Around the time the Afghan war ended, things started changing for Osama. Salem was killed in 1988, while piloting a light plane in Texas. Osama drifted back home to Jidda and took part in the family construction business, but his anger flared when American troops arrived on Saudi soil in the prelude to the 1990 Gulf War. From there, his troubles mounted. The louder he voiced outrage at the infidels’ presence, the more uncomfortable Saudi leaders grew. He was stripped of his citizenship three years after he settled in Sudan in 1991, and lived there in relative comfort until 1996, when the Khartoum government threw him out. His old Afghan stomping ground proved to be his only haven, and from there, he fulminated and plotted attacks against the United States. After al-Qaeda’s deadly 1998 bombings of US embassies in Kenya and Tanzania, and the unsuccessful retaliatory strikes that followed, cassettes praising Osama went on sale in Pakistan. One song included the refrain “You’ve seen one Osama. You’ll soon see a million.” But The Bin Ladens makes abundantly clear that there’s really only one Osama—and though he shares the ideology and outlook of many others, he is very much the peculiar, singular product of his exceptional family.

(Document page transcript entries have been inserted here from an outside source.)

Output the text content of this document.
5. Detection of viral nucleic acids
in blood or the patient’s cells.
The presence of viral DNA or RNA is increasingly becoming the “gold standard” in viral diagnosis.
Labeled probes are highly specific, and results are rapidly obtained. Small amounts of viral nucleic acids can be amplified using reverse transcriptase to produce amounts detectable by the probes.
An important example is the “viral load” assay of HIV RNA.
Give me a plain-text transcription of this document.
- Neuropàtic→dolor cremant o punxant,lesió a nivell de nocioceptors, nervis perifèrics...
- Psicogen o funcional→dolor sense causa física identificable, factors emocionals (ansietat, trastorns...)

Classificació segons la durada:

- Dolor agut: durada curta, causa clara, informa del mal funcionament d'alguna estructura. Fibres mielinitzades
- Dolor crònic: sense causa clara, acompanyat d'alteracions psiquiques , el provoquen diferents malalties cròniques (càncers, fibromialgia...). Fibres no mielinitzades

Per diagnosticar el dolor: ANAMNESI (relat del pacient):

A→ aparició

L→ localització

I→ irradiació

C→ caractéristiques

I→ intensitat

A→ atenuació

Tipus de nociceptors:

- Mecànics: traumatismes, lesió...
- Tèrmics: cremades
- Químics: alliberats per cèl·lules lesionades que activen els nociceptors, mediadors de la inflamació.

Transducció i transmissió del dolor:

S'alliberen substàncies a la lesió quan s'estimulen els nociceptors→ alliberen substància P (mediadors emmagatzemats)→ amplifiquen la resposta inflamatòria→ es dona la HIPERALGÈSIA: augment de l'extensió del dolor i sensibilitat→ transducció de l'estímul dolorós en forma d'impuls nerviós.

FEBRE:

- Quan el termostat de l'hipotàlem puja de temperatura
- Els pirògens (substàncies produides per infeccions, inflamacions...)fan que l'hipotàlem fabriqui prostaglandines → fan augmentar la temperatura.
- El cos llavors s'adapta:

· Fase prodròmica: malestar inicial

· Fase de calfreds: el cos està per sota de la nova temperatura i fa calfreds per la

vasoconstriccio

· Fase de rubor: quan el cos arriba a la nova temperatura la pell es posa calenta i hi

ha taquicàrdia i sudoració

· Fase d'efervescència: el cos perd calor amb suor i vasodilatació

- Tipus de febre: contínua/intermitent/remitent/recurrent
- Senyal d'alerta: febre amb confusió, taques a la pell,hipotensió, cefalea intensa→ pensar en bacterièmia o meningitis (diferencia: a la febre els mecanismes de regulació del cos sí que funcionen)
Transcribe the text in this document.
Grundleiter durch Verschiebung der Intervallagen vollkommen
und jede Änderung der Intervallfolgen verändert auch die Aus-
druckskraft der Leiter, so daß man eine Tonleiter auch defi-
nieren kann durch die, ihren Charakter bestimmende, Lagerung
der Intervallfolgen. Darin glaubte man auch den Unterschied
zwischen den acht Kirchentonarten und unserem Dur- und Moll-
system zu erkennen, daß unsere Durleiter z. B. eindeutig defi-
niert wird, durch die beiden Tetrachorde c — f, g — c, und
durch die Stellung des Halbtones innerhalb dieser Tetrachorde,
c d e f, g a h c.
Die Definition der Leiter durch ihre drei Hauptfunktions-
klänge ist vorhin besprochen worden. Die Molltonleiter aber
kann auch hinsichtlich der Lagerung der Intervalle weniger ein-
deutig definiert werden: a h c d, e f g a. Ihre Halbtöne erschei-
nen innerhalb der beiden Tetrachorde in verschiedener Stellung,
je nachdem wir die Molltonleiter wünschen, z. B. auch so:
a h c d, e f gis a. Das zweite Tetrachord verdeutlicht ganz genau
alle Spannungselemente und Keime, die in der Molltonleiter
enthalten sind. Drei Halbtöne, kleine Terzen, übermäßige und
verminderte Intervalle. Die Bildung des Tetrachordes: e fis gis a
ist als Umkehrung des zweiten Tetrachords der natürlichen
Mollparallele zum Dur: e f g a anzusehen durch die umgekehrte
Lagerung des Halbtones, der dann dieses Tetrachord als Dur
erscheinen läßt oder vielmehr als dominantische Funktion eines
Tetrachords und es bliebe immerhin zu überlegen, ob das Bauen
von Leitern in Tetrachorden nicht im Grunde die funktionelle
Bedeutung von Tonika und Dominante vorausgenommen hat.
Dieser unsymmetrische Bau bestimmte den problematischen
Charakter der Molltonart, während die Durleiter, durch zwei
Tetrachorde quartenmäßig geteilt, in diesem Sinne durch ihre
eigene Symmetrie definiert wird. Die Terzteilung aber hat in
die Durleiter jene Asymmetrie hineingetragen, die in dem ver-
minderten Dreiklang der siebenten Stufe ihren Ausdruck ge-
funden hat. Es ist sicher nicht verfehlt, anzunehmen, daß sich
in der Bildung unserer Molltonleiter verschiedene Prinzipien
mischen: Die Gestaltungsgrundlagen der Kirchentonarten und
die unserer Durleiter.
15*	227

Coll argues that Osama’s main contributions to al-Qaeda “all derived from his experience as a Bin Laden: his emphasis on diversity and inclusion, his confidence about money and administration, and his attraction to the technologies of global integration . . . these family-derived strengths of Osama’s would become more important to Al Qaeda’s potency than its underlying Islamic ideology, which was commonplace among militant groups.” That’s a vital insight, providing much-needed depth and context to our understanding of Osama and the movement he leads. But other questions remain unanswered. Coll effectively pinpoints when and where Osama became radicalized, but it’s still not clear exactly why he diverged so violently from the rest of his mainstream Saudi family. What made him succumb to the influence of the gym teacher who ran the after-school Islamist meetings? Why did that particular father figure, and other similarly radical ones after him, fill the void left by Mohamed’s death more than Osama’s own “mild, reliable” stepfather could? And why did Osama’s anger at the United States, common to so many Arabs of his generation, mutate into outright hatred and the need to kill? Osama’s anti-US grievances—apart from his resentment of Washington for apparently pressuring Sudan to expel him in 1996—are political rather than personal. But as Coll emphasizes, Osama often felt isolated, victimized, and persecuted.
Even so, when his relatives faced personal trouble, they coped by making more money, going out horseback riding, or designing watches or perfumes. So the question remains: How did Osama’s specific set of emotional troubles morph into such large-scale murderous rage? We may never arrive at definitive answers to these questions. Still, Coll has brought us to the point where we can imagine such explanations taking shape—and in the confused, contentious litany of Western reckonings with al-Qaeda, that alone renders The Bin Ladens a remarkable and crucial achievement.
Hannah Bloch was Time magazine’s correspondent in Pakistan and Afghanistan from 1996 to 2002.